And yet the limitations of Hämäläinen’s approach are striking, too. Despite his avowed aim to tell the story of North America from an Indigenous perspective, the main history he relates largely follows the white settlers in their movements. We get conflict zones in the Appalachians, south of the Great Lakes, in the Ohio River Valley, and, later, on the Great Plains, but in each instance Hämäläinen replicates the very thing he has said he was writing against: a fundamentally east-to-west story of European colonial expansion. Nor is the purview of “Indigenous Continent” exactly continental. Hämäläinen spends hardly any time in the Pacific Northwest or along the California coast. We learn little about the alliances and conflicts between tribal nations and the Spanish which flowed from north to south along the Rio Grande, from what is now Colorado to Mexico City. We learn little, for that matter, about the alliances and conflicts that the Iroquois and the Three Fires confederacies had with the British and the French in what is now Canada, extending all the way north to Hudson Bay. What we get is less an “Indigenous continent” than a Native United States.
The book is, at times, breathless in its exposition, and nuance is sometimes lost in the shuffle.

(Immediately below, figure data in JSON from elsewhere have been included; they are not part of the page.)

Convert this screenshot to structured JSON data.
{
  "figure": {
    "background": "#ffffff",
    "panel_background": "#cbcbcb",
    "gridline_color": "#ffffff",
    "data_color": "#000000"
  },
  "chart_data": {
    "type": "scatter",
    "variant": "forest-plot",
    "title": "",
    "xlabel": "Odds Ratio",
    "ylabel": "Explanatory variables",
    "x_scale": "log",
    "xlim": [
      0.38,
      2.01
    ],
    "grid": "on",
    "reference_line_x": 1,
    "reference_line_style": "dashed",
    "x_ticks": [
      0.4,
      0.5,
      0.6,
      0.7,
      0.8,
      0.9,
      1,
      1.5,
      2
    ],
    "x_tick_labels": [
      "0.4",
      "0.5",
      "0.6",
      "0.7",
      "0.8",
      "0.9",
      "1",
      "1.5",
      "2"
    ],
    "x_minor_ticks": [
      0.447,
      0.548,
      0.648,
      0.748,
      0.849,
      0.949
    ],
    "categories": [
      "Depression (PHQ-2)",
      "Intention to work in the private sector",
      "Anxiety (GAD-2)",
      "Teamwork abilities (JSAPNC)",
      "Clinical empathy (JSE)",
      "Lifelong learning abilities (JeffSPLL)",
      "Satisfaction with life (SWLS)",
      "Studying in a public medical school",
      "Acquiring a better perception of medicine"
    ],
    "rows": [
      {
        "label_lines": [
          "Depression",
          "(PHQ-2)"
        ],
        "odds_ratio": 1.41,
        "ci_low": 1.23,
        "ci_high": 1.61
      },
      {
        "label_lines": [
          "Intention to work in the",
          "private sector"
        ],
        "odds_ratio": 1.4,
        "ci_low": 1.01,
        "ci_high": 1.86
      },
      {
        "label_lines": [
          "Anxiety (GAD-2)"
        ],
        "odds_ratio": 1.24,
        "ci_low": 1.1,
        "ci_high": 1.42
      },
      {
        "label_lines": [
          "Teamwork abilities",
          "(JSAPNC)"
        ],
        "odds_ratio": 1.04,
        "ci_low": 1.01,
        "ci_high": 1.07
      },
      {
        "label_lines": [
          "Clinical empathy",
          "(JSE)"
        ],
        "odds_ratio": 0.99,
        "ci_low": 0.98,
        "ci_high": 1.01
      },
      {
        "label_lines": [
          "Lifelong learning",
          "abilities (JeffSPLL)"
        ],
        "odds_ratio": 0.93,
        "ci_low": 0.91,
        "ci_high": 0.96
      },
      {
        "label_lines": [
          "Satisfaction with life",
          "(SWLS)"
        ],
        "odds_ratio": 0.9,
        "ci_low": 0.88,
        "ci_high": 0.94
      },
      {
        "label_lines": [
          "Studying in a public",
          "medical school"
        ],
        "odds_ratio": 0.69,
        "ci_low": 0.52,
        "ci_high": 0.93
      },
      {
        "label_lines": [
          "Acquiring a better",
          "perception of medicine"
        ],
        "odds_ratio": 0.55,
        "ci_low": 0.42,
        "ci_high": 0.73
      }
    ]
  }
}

So, too, are the attempts to include Indigenous concepts—linguistic, spiritual, cultural. Scholars will debate whether the formation and expansion of certain tribal nations are best understood in reference to European models of empire. And Hämäläinen’s eagerness to characterize the colonial slaughter of Indigenous people as evidence of fear and weakness wears thin as the tide turns, and the story of pitched battle gives way to one of systematic subjugation.
There is, of course, only so much that one book can do. As it is, the tremendous scope of “Indigenous Continent” exacts a narrative cost: often it reads like a monkish chronicle—a quick succession of names, dates, harvests, tragedies, schisms, rejoinings, subsequent sunderings, wins, losses. But, if Hämäläinen’s achievements are more circumscribed than his ambitions, it’s impossible not to honor both. I can only wish that, when I was that lonely college junior and was finishing “Bury My Heart at Wounded Knee,” I’d had Hämäläinen’s book at hand. It would have helped me see that there was indeed a larger story: that my civilization hadn’t been destroyed; that my tribe’s contribution to the past wasn’t merely to fade away in the face of history; that Native peoples—for better or for worse—made this country what it was, and have a role to play in what it now struggles to be.